В «Эльдорадо» Барин появился под вечер; он был в реглане, в мягкой шляпе, со спутницей своей он говорил по-французски. Ужин был недурной, но не сногсшибательный, как предполагала спутница, не забывшая вчерашний кутеж с цыганами. За ужином Барин мало говорил, пил мало, но о спутнице своей не забывал: подливал вино, осведомлялся, нравится ли ей майонез, и какие фрукты она предпочитает.
А за сладким Барин внезапно посерел, сжал губы, мигом расплатился, не дожидая сдачи, потянул спутницу за собой, на Страстной кликнул извозчика, усадил спутницу, кинул ей на колени комок белых бумажек, — все это молча, как молча приподнял шляпу, как молча отошел.
Спутница его остановила извозчика, пересчитала брошенные ей деньги, радостно усмехнулась и откинулась к спинке пролетки, — и Барин немедленно исчез из ее сознания, как исчез неделю тому назад кассир мануфактурного треста: мадемуазель Мари нравилась новая экономическая политика и мадемуазель Мари давно уже перестала жалеть о том, что так далеко от нее Гренобль.
В пивной «Ель да рада» Барин очутился в двенадцатом часу, — зюйдвестка сидела набекрень, ворот был полураскрыт, над ярко вычищенными сапогами ширились галифе из темно-синего сукна.
Звенели, стучали, гремели, бубнили, грохотали стулья, ноги, стаканы, каурые бутылки, блюдца с горохом, ножи, вилки, разверстые рты, похожие на развороченные помидоры. На помост, на плаху ежевечернюю, полез Мишка-гармонист, красная рубаха на нем мокрела, исходила пятнами, липла к спине.

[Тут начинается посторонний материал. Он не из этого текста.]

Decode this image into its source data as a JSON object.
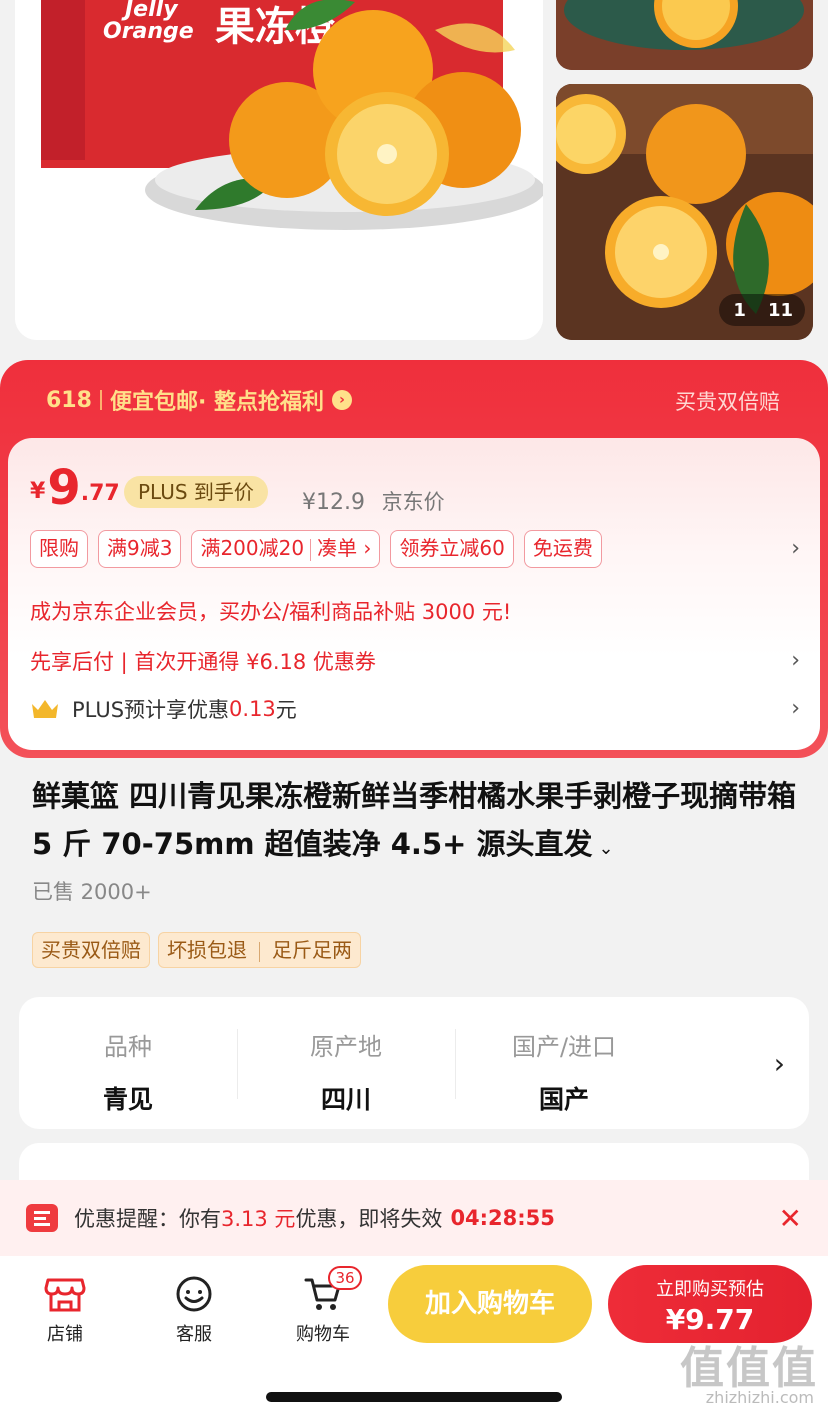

Медно-красные сосиски раздвигали сизые человеческие губы, чтоб потонуть в ненасытных впадинах, растекалась пена, умирая безропотно на дощатой поверхности.
И плакала, и стонала, и смеялась, и бредила, и жаловалась гармонь.
И плевала на все, и каялась, и захлебывалась от слез, и звериным ры-ком рычала, и просила, и молила, и издевалась, и ко дну шла камнем извечная песня русской заплеванной, прокуренной и проплаканной пивнушки.
Барин снял зюйдвестку — блеснул гладкий желтоватый пергаментный череп, и сразу стали чужими, далекими и сапоги с блеском, и галифе.
И недаром сказал ему минут пять спустя новый гость, кому Барин по-слал одну из своих мрачных улыбок, — гость, долго поджидаемый Барином:
— Надень шапку. Без шапки тебя любой молокосос из Чеки узнает.
Барин сухо усмехнулся, но зюйдвестку надел , — и снова он стал приемлемым и для всех столиков, и для гармошки, и для красной рубахи.
И сказал про эту рубаху Барин:
— На палача похож.
Пришедший иронически спросил:
— Что, и мальчики кровавые в глазах?
Барин ничего не ответил, только поглядел на своего соседа, — и тот поспешил виновато:
— Не сердись, Алексей Михайлович. Я это так. Неудачная шутка.
И медленно ответил Барин:
— Я никогда не сержусь. Ты это знаешь. И, кажется, знаешь недурно. Но избавь меня от классических цитат. Я сыт ими по горло. И вообще довольно литературы. Тебе нужны разговоры по Достоевскому. И места ты выбираешь по Достоевскому. Достоевский погубит тебя. Я могу порекомендовать тебе писателя поздоровее. Читай Джерома К. Джерома. Русских писателей не читай: они, во-первых, все ломаки, во-вторых, больные, а в-третьих, в большинстве неграмотны. И вообще, читай поменьше. Дурная манера: шпионить, готовиться к террористическим актам, обнюхивать Кремль, готовиться к перевороту — и одновременно читать. И еще кого — Достоевского? Дурной тон. В 1924 году это звучит как плохо рассказанный анекдот, да к тому еще анекдот, которому 75 лет; надо поновее. В тебе еще остались твои прошлые эсеровские замашки. Освободись от них и купи себе книгу о системе Мюллера. А насчет мальчиков кровавых, то…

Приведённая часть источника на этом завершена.